Two Roads Diverged and I Took Both
First off, let’s get this out there. Thank you for digging the cover for Agents of Oblivion. I held my breath a little bit. I didn’t know what you guys were gonna think. The rest of the Blurry Ones dug it and I dug it, but my tastes are not always your taste when it comes to art, but Cheyenne did a great job of taking the art direction and making it really sing (or scream as the case may be). If you’d make sure to amplify the signal on this by posting a link to the cover art throughout your social media connections, it would be much, much appreciated. We have some super plans for this, but it begins at the beginning with you, our core fans. So, go forth and be good operatives!
In today’s news, I did something I have been swearing I wouldn’t do. I tweaked AoO some more. The last time I did this was when I was fiddling with Iron Dynasty and it made for a hefty, hefty book. I tried to show restraint and some of the things now in there are going to be very popular. Nemesis rounds anyone?
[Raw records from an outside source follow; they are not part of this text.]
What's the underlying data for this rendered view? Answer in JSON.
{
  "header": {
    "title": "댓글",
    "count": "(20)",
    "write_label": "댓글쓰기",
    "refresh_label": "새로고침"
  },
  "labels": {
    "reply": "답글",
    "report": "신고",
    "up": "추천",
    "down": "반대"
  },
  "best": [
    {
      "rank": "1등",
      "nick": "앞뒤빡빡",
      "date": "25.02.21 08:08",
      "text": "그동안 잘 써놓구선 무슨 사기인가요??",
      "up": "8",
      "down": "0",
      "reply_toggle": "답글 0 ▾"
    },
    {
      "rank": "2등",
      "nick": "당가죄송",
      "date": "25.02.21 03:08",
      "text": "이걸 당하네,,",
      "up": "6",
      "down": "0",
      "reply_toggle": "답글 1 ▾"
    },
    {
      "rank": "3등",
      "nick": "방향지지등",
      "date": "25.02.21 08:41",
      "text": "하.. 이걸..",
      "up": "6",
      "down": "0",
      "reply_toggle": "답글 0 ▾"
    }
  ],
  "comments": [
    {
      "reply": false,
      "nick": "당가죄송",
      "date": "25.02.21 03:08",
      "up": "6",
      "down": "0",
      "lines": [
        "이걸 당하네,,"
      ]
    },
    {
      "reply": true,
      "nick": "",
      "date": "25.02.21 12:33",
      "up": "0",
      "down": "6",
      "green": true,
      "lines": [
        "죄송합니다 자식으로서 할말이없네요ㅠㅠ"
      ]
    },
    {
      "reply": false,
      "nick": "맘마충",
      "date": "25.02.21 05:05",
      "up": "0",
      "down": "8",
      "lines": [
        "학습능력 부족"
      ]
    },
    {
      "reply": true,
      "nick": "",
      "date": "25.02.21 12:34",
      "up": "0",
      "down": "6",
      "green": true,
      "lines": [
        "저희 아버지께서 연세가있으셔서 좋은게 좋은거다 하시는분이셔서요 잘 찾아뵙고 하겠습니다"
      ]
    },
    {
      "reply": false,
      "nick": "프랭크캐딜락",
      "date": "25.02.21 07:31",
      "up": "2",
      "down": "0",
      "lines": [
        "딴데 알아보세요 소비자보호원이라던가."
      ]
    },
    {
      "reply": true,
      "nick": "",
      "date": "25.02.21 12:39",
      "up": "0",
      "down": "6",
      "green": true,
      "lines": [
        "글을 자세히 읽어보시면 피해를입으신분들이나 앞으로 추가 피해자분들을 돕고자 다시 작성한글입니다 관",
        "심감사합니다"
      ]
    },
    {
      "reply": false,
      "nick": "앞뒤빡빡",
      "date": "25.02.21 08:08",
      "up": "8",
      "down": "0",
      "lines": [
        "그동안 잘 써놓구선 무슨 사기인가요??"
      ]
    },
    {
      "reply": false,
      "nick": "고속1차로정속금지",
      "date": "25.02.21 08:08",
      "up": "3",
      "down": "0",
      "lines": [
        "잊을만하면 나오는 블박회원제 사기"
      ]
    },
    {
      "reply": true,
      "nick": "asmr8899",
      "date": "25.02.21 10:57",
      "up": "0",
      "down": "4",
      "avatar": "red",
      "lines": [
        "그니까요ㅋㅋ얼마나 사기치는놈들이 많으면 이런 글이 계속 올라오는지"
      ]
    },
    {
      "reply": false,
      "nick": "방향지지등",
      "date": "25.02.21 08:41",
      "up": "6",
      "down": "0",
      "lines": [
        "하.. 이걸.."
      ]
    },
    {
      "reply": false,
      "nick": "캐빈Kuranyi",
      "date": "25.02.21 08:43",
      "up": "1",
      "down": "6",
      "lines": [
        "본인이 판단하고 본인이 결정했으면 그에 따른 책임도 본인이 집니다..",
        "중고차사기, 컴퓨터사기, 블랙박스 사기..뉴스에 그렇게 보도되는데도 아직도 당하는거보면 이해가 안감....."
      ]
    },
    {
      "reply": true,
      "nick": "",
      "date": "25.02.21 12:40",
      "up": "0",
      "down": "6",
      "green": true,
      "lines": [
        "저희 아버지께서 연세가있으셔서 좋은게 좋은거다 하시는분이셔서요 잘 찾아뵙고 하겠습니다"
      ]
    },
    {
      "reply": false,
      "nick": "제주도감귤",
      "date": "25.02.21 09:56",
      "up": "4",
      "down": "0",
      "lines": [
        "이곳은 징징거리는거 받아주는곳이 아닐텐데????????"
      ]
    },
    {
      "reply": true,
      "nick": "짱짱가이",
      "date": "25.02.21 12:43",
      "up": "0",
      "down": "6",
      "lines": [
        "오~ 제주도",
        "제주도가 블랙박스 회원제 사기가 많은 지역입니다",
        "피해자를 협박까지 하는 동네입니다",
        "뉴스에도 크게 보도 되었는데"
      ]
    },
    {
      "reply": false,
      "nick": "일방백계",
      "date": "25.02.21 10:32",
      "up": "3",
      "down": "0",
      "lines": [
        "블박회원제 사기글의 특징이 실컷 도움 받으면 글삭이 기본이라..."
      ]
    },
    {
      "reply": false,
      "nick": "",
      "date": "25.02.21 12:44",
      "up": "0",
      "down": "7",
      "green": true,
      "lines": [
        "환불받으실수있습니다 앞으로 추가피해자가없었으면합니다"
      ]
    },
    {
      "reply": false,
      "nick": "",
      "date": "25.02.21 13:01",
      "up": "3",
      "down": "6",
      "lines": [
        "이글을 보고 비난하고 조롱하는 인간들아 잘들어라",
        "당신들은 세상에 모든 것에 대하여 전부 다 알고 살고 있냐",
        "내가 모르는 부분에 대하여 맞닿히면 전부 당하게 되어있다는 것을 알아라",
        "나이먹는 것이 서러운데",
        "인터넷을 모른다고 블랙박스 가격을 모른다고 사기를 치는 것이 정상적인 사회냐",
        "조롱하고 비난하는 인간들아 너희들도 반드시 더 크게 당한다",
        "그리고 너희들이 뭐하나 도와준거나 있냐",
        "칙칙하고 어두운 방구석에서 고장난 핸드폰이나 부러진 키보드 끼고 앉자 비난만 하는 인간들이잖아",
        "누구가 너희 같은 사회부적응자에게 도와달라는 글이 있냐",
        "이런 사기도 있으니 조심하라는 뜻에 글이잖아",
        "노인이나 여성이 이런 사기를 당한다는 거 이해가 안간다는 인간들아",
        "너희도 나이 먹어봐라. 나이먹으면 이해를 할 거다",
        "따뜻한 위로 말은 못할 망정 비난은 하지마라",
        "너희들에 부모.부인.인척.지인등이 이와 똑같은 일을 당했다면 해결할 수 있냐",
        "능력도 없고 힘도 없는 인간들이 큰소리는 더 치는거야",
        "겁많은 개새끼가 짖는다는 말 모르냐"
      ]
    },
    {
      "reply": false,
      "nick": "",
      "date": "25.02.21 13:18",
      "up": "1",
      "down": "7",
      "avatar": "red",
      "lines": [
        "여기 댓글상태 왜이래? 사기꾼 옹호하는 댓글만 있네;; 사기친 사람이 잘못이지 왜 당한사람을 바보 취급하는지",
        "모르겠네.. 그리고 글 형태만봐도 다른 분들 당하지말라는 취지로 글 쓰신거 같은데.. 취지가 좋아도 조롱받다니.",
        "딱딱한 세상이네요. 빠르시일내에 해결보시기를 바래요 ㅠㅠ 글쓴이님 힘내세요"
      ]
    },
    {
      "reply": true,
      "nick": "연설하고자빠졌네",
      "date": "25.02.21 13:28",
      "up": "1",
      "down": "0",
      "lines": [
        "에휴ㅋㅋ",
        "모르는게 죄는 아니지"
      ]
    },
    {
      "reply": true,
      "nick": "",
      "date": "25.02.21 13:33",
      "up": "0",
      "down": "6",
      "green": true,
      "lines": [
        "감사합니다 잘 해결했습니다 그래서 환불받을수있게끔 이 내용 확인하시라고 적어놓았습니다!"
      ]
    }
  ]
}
After letting that spread across more of my morning than I probably should’ve done, I moved on to working on more Mythos Tales for Echo. These are coming along nicely and seem to be writing themselves at this point.
You see, there is an immense cast of NPCs in Echo and not all of them tie directly into the plot point campaign. No worries. I won’t reveal any spoilers. For those of you who’ve been seeing our evolution over the years, you know I’ve always prided myself on giving you more than you could possibly use in a given campaign when it comes to organizations and NPCs, such as evidenced in our debut product, RunePunk. This comes from my history of gaming and having my guys always wanting to catch me out. So to combat such shenanigans, I soon brought a roster of other adventure ideas, lists of names, and NPCs to the table. You see where I’m going with this, I know. Since, sadly, I cannot run campaigns for each and every one of you, nor look over your shoulder while you do, I’ve done the next best thing and crammed a bunch of stuff into these pages. People and story lines intersect and weave in and out. If I’ve done my job well, your players should have a seamless experience where, after they get going, they won’t know what’s between the pages and what you’re adding in, and it is designed so things can be approached from multiple angles and tough choices are always on the table. Your group should feel like they’re integral to the story. I’m doing what I can to facilitate this. I may have mentioned Social Ties in the past. In fact, I’m sure of it, but Social Ties is one of those mechanics which is working like glue. Just as the investigators have and build their own stories. There is a dynamic sense of forward momentum, a driving force taking them to the very brink of their physical and mental limitations and beyond…
I’ll be shifting between Agents and Echo moving forward in the days ahead with more generalized articles, but this is the head space I’m in right now and, as always, I thank you for taking this creative journey with me. Perhaps I’ll compare and contrast the differences between these two horror settings on the morrow. How’s that sound?